In fact, the money supply grew at record levels in 2020. Historically, the growth in the money supply has never been higher with the 1970s being the only period that comes close.
The Federal Reserve is printing money to monetize the record US budget deficits. And it’s also expanding the money supply in order to keep interest rates from rising.
While yields on US Treasury bonds remain relatively low, interest rates have spiked significantly from their lows last spring and the trend is clearly up. This stands to reason given the huge numbers of bonds the US Treasury is issuing to fund the borrowing and spending.
Since we have such a historically large amount of debt, we can’t handle historically normal interest rates.”

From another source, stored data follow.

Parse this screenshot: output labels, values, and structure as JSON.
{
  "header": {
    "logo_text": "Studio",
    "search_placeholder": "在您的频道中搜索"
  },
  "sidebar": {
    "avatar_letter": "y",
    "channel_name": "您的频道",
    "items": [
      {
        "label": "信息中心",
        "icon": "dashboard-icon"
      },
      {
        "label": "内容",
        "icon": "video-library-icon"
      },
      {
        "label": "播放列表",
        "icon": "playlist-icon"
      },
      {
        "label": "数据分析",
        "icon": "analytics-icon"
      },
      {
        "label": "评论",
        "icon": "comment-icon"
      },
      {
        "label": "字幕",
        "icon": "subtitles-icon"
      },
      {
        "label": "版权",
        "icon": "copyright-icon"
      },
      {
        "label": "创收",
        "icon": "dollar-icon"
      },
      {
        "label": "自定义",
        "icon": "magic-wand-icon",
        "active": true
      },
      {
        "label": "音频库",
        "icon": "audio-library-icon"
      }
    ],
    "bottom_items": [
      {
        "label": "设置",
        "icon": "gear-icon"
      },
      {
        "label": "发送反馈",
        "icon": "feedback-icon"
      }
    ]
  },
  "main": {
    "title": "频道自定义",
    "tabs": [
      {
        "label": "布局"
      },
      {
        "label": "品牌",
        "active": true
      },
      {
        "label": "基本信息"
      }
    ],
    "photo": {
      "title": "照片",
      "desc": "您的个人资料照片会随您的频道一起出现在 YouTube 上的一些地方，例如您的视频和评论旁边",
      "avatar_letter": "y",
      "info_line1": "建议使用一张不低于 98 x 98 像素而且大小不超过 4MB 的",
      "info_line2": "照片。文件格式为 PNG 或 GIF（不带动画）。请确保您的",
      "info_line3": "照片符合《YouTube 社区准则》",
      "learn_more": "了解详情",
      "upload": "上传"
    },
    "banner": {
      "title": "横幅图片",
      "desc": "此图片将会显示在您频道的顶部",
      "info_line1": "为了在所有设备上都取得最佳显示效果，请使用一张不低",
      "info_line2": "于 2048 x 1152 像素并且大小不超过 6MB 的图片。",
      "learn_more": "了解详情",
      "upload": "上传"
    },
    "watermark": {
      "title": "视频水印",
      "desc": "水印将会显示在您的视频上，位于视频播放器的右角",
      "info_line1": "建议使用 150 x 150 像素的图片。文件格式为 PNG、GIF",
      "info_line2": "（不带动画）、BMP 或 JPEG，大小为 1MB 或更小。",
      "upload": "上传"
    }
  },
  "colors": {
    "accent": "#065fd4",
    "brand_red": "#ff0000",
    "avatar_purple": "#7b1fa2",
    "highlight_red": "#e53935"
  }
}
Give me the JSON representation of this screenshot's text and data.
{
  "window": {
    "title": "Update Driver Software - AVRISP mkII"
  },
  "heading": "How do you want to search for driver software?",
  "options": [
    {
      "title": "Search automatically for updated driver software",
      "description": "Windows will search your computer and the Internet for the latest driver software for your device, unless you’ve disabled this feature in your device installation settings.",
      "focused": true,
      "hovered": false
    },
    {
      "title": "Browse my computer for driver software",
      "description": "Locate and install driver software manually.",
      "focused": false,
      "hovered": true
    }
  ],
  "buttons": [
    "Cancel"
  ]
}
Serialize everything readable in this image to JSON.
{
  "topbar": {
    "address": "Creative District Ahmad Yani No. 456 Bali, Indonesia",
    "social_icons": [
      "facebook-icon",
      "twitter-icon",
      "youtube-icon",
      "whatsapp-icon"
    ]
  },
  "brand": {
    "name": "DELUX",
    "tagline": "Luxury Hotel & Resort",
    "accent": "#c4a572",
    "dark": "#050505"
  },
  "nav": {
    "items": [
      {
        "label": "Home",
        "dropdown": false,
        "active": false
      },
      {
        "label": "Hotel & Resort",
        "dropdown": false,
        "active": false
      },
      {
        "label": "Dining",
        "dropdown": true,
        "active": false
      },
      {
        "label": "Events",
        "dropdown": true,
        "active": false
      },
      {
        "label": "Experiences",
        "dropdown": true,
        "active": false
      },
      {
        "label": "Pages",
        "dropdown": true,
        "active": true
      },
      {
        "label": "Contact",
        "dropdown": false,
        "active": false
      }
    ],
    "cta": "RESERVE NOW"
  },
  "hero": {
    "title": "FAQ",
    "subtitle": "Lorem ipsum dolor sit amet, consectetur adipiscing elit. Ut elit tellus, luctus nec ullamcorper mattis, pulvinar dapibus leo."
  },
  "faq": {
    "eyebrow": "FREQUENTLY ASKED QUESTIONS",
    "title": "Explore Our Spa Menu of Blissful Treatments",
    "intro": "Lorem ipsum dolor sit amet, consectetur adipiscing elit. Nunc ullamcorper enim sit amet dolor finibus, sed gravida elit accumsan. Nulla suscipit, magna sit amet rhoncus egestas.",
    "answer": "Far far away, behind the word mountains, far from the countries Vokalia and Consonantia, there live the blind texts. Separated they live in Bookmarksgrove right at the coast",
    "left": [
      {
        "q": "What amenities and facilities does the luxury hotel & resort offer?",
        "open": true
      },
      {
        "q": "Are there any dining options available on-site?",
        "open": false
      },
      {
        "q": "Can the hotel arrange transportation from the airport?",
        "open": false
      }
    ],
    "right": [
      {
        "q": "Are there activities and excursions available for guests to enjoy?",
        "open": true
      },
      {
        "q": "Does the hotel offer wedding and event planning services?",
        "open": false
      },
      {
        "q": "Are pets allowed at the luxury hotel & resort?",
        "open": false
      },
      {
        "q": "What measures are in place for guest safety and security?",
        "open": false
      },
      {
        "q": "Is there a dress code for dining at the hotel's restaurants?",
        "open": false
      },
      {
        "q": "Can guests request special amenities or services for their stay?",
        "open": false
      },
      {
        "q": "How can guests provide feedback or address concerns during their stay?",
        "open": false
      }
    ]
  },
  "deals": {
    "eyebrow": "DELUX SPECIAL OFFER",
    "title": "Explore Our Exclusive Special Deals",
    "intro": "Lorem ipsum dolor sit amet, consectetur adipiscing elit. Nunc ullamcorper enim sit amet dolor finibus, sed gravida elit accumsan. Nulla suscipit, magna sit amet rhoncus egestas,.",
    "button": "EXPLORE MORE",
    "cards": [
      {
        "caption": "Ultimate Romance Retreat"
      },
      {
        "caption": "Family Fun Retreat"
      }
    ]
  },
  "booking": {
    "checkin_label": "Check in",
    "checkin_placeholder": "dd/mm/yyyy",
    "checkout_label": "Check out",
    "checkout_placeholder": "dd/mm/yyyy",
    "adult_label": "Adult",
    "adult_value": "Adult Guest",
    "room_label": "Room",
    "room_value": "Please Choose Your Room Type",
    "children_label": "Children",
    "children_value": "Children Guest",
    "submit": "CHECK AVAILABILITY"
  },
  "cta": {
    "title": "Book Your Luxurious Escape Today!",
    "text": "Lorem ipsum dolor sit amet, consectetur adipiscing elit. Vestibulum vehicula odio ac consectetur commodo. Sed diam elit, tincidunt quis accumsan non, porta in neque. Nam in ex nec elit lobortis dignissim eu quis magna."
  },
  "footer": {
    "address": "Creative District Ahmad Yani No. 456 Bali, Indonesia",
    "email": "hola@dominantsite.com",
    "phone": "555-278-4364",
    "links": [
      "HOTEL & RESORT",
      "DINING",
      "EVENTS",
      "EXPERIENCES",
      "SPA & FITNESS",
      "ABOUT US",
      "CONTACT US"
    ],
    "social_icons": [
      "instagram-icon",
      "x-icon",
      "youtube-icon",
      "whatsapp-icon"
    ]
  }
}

Peter pointed out that we could easily see the yield on the 30-year Treasury quickly move from 2% to 4%. That would be a large move, but 4% remains low in historic terms.
It hasn’t been until recently that … the government was able to borrow for 30 years at 4%. That is a historically low cost of debt. But again, your cost of borrowing should commensurate with your risk and how much you’ve already borrowed. So, given the fact that we have so much more debt now than we had in the past, America is a worse credit risk now than it was in the past — not necessarily a risk of default because as long as we have a printing press we don’t have to default — the risk is inflation. The risk is that we print a bunch of money because we owe so much debt. We can’t raise taxes on the population to cover the debt. So, we have to print money, which is exactly what we’re doing, which is why commodity prices are rising. And that’s why bond prices are falling. That’s why the dollar is falling.”
So, why aren’t we seeing a big rise in the price of gold and silver? Peter said he thinks it’s because investors believe the Fed will ultimately fight inflation and rising interest rates will be bad for precious metals. (Of course, that’s not going to happen.) The rising stock market also makes investors less inclined to hedge their portfolios with gold and silver.
But stock portfolios are going up for the same reason that commodity prices are going up. It is inflation.”
Peter pointed out that oil is over $53 a barrel.
Oil prices are not going to stop going up. … And again, it is not economic growth that is driving this oil train. It is inflation. It is money supply growth. It is the Fed and other central banks that are debasing fiat currencies. And so you need more currency to buy oil, or to buy copper, or to buy wheat. Any of these commodity prices that are going up — it’s a reflection of the value of paper money going down.”
Peter said we are heading for an inflationary holocaust.
It’s going to be a death spiral of inflation where the more inflation we get the more inflation the Fed is forced to create.”